The problem is that the seed of doubt about being able to produce at the NHL level had been firmly planted in Lazar’s mind. The following season, he produced at a similar pace to the year before and, by the time the next season rolled around, Lazar was a shell of himself. He recorded 1 point in 33 games and was sent to the AHL. Most of the time, when a prospect is developing, he views the AHL differently. However, Lazar had already played 109 games in the NHL and, clearly, he thought he would never play in Belleville. Being sent to the minors was likely viewed as a failure in his mind and he wasn't able to produce in Belleville either.
Upon being traded, he didn't immediately go back to the NHL and has never become a prolific point producer. However, he is back full time with the Bruins, who believe he can help with their run to the playoffs.
Jared Cowen – 2009 Draft 1st RD 9th Overall
Much like Thomas Chabot, Cowen came to the Senators with two World Junior Hockey Championships under his belt, a ton of pedigree and a frame that screamed Chris Pronger. His first World Junior was more of a learning experience. The second time through, he was named one of Canada’s three best players in the tournament.
For someone his size, Cowen was tough and surprisingly agile. He also showed the ability to score on a limited basis. He skipped the line, went straight to the NHL and had a very solid rookie season. He had some injury problems the following season. However, he played a total of 3 AHL games in his pro development curve. The injuries nagged him throughout the next few seasons and his play declined significantly. No one could believe he had regressed so noticeably. However, burning a year of his entry level deal by playing a game at the end of the 2009-10 season put the Senators in a bad spot, perhaps not being able to send him to the AHL for fear of losing him on a waiver claim.
Like Lazar, Cowen made a great first impression. But he was ordained as Erik Karlsson’s eventual partner and, when he struggled, the media and fans turned on him.
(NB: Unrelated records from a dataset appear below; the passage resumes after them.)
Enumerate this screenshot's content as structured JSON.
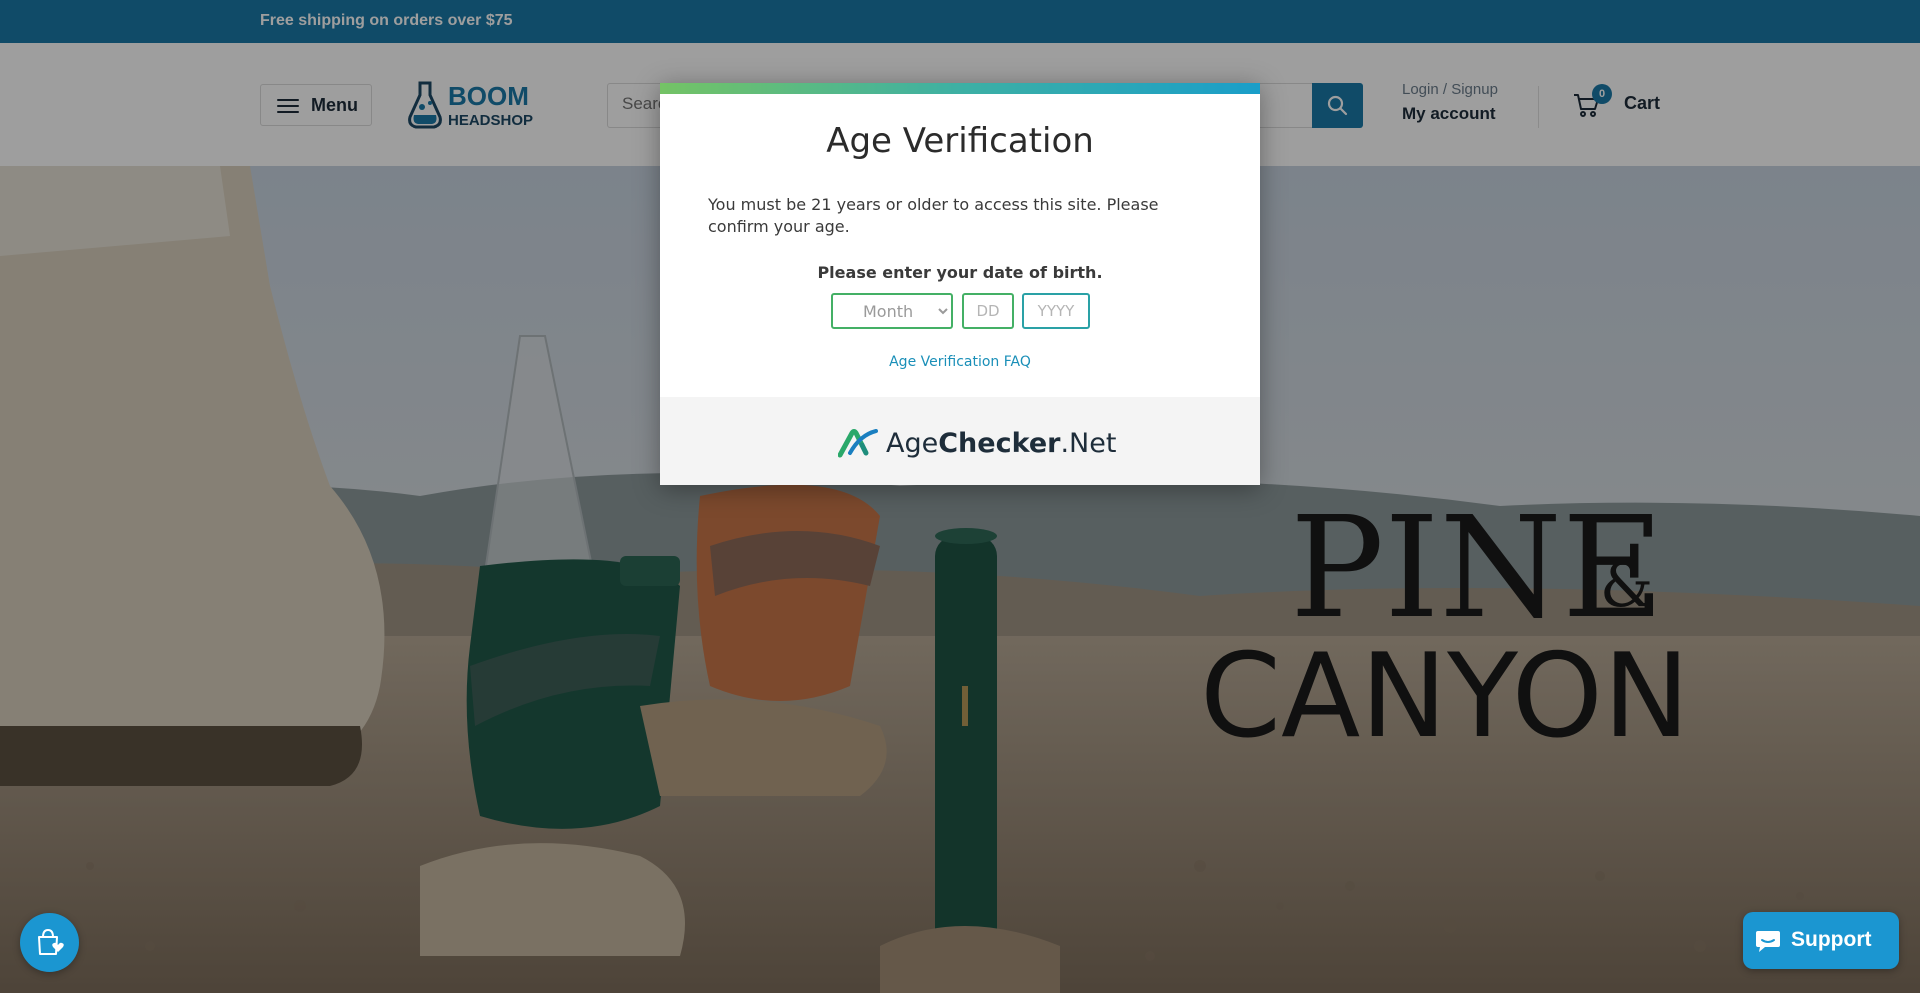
{
  "announcement": {
    "text": "Free shipping on orders over $75"
  },
  "header": {
    "menu_label": "Menu",
    "logo": {
      "line1": "BOOM",
      "line2": "HEADSHOP"
    },
    "search": {
      "placeholder": "Search..."
    },
    "account": {
      "small": "Login / Signup",
      "big": "My account"
    },
    "cart": {
      "count": "0",
      "label": "Cart"
    }
  },
  "hero": {
    "brand_line1": "PINE",
    "brand_amp": "&",
    "brand_line2": "CANYON"
  },
  "modal": {
    "title": "Age Verification",
    "message": "You must be 21 years or older to access this site. Please confirm your age.",
    "dob_label": "Please enter your date of birth.",
    "month_selected": "Month",
    "day_placeholder": "DD",
    "year_placeholder": "YYYY",
    "faq_link": "Age Verification FAQ",
    "brand": {
      "part1": "Age",
      "part2": "Checker",
      "part3": ".Net"
    }
  },
  "floating": {
    "support_label": "Support"
  },
  "colors": {
    "primary": "#1b7aa8",
    "accent_green": "#44b065",
    "chat_blue": "#1b96d1"
  }
}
Injuries may have eventually forced his retirement regardless. However, when he was healthy, he had a ton of potential and, in the club's rush to get him there, it may have put a kid in a man’s game. I would maintain that struggling with the NHL game is not what undoes a player, it's the media and fans pointing it out every day.
Looking back on the success stories, are there any common patterns? Three of them were late round picks who were not rushed to the league, even when the temptation was there to do so. One of them required less development than the others, but all of them played long enough in the AHL to know they were ready for the NHL. Most importantly, 2 of them are looking at playoff runs, playing prominent roles with their teams.
The disappointments share some similarities as well. They were all early draft picks who either showed promise right at the beginning or were moved along too quickly. They skipped some developmental processes that the success stories all benefited from. Also, all 3 have moved on from Ottawa, 2 are still playing in the league full time and 1 is a prominent member of the team.
As we look at the Stutzle, Tkachuk, Norris and Batherson era, let us try to keep in mind that two of them rode the bus in Belleville and appear to be the better for it. Tkachuk and Stutzle are showing all the signs of success without the seasoning and, if that works out, great. Just remember that the honeymoon usually lasts a week. The marriage lasts a lot longer than that. These kids are going to struggle at some point. It's inevitable. When that day comes, keep cheering for them and careful what you say on the postgame show and social media.
If we do not develop into fair-weather fans and let these guys get to where they belong WHEN they belong, we could have something really special here.